Distribution of \(X\) density function \(\mathbb{E}[X]\) \(\mathbb{V}[X]\) parameter bounds
Binomial\((K, p)\) \({K \choose x}p^x(1-p)^{K-x}\) \(Kp\) \(Kp(1 - p)\) \(0 \leq p \leq 1\)
  1. Repeat yesterday’s class on your own.

    1. Choose a distribution to generate data from, it doesn’t have to be Binomial. Let’s refer to it as \(F\).

    2. Generate N = 100 observations from \(F\) and store them in a variable named x.

    3. Calculate and store the sample mean of x.

    4. Wrap parts b., and c. in a for loop of length R = 500. Don’t forget to pre-allcoate as necessary.

    5. Put your collection of R sample means into a dataframe.

    6. Make a density plot of your R sample means.

    7. Share and discuss with a neighbor. Are your distributions \(F\) the same? Does the density plot still look Normal anyway? Are they same Normal distributions?

    8. Change the sample size N and see how the almost Normal distribution changes? Does the almost Normal distribution widen or narrow as your sample size increases?

  2. Consider a \(\text{Binomial}(K, p)\) distribution.

    1. Pick values for the population parameters \(K\) and \(p\), store them as variables.

    2. Calculate the expected value and variance using the (population) formulas above. Store these in variables named E and V.

    3. Use rbinom(N = 1001, K, p) to randomly generate observations from the Binomial distribution and store them in a variable.

    4. Put your observations in a dataframe, alongside two other variables in your dataframe. The three variables should be your data, a variable for an index of observations, and one variable for the cumulative mean of observations.

    5. Call ggplot() with no arguments to create an empty plot, store this as a variable gp.

    6. Add to gp the geometry of a line, by passing to geom_line() your dataframe as the named argument data and passing aes(...) as a second argument.

    7. Confirm that your plot makes sense with a friend. Recall the value your sample mean should converge to.

    8. Explain in one complete English sentence, what this plot describes.

    9. Wrap parts c., d., and f. in a for loop of length R = 50 to generate one plot with multiple converging sample cumulative means.

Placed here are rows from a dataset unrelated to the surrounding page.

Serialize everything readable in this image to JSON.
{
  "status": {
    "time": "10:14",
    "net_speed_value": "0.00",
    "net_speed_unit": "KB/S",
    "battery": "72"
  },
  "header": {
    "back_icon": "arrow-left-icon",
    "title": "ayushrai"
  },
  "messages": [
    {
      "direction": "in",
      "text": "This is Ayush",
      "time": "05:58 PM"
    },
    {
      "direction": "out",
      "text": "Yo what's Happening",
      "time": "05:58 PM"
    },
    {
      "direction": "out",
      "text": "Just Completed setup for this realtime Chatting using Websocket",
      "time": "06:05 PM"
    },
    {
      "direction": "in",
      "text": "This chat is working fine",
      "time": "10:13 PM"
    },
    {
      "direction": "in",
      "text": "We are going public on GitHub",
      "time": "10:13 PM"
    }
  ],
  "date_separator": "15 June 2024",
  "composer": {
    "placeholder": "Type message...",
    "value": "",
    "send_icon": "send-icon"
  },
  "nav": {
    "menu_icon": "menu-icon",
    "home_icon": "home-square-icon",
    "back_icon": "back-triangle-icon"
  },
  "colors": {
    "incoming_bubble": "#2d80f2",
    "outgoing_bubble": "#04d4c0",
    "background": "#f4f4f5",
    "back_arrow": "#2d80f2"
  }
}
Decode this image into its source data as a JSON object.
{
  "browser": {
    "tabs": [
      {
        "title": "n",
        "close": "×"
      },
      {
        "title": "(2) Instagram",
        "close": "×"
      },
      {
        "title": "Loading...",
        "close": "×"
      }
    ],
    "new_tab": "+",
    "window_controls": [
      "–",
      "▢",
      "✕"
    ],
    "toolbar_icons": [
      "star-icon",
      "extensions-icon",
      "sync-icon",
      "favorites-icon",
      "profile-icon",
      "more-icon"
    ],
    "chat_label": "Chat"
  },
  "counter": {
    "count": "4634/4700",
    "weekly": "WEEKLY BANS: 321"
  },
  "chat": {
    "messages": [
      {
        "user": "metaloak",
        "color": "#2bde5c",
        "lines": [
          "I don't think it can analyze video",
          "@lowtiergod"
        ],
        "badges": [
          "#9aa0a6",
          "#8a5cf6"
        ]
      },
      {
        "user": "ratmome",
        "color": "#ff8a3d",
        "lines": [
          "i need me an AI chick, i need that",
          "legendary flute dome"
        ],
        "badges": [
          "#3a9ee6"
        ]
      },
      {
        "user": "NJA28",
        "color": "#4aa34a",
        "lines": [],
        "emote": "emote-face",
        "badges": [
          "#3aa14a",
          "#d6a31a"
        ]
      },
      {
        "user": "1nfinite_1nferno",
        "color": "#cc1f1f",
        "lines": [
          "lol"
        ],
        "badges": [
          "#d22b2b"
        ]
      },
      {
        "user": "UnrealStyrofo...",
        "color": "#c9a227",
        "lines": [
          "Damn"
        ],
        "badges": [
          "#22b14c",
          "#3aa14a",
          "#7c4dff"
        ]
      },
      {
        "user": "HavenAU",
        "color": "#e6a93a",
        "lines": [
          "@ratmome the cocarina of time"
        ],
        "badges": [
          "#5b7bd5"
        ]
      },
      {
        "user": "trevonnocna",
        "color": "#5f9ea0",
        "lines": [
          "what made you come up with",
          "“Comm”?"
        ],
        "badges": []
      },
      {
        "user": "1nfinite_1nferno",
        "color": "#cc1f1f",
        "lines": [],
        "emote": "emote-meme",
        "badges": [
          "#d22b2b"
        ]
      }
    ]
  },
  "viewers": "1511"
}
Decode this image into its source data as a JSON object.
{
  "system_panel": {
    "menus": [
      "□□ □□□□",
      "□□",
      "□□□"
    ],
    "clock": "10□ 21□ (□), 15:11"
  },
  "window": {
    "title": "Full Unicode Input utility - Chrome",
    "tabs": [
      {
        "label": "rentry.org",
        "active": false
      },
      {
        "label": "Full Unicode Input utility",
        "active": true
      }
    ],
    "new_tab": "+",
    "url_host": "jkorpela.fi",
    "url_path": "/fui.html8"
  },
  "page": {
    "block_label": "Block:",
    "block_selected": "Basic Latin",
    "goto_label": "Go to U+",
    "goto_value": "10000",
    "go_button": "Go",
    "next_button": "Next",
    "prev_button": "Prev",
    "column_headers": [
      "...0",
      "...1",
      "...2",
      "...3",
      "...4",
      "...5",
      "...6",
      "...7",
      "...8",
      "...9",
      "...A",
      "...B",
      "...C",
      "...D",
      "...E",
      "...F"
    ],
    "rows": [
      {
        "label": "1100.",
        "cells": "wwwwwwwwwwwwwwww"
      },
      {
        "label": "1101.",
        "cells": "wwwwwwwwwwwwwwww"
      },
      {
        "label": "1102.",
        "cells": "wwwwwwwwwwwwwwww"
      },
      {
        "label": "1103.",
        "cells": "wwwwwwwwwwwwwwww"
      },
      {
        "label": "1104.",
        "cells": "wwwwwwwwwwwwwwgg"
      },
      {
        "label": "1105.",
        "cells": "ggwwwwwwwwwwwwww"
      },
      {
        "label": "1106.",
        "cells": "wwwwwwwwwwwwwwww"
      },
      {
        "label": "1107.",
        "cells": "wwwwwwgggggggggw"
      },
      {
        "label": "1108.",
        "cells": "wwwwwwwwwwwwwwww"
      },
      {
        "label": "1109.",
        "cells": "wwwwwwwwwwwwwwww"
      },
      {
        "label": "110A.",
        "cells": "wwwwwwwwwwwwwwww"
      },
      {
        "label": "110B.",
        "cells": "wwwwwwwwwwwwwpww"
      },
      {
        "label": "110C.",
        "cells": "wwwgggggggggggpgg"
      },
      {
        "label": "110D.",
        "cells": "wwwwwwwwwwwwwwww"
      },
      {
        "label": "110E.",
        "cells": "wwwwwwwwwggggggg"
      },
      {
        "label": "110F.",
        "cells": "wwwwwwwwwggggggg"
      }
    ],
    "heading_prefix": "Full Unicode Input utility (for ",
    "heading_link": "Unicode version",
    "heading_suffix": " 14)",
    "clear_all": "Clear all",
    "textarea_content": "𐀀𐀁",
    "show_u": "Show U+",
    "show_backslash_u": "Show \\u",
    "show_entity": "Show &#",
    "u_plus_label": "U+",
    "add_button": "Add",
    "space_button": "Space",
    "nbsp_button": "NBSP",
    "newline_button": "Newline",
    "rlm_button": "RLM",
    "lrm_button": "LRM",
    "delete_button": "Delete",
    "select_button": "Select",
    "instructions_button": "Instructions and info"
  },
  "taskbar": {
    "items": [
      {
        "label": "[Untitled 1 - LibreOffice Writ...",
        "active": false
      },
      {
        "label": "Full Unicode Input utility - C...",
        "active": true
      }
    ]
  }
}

    10. As the sample size increases, what do you notice about the variation in the R lines?

    11. Discuss with a friend how this plot connects to the plot in part 1..

    12. Challenge. Add a geom_pointrange at your choice of sample size along the x-axis. Look for an example using geom_pointrange towards the bottom of the following page: ggplot2 vertical intervals. This geometry should be based on a new dataframe with four variables. N, the sample size along the x-axis, is the point at which this vertical pointrange will be drawn. y, the expected value, records the point on the y-axis to draw. ymin and ymax, calculated as below, are the extents of the line range. Connecting the named elements in the dataframe to the argument names inside aes(...) within geom_pointrange() is delicate.

    x y ymin ymax
    \(N\) \(E\) \(E - 2 * \sqrt{V/N}\) \(E + 2 * \sqrt{V/N}\)
    1. Challengier challenge. Repeat i. for evenly spaced values along the x-axis. Aim for 10 point ranges.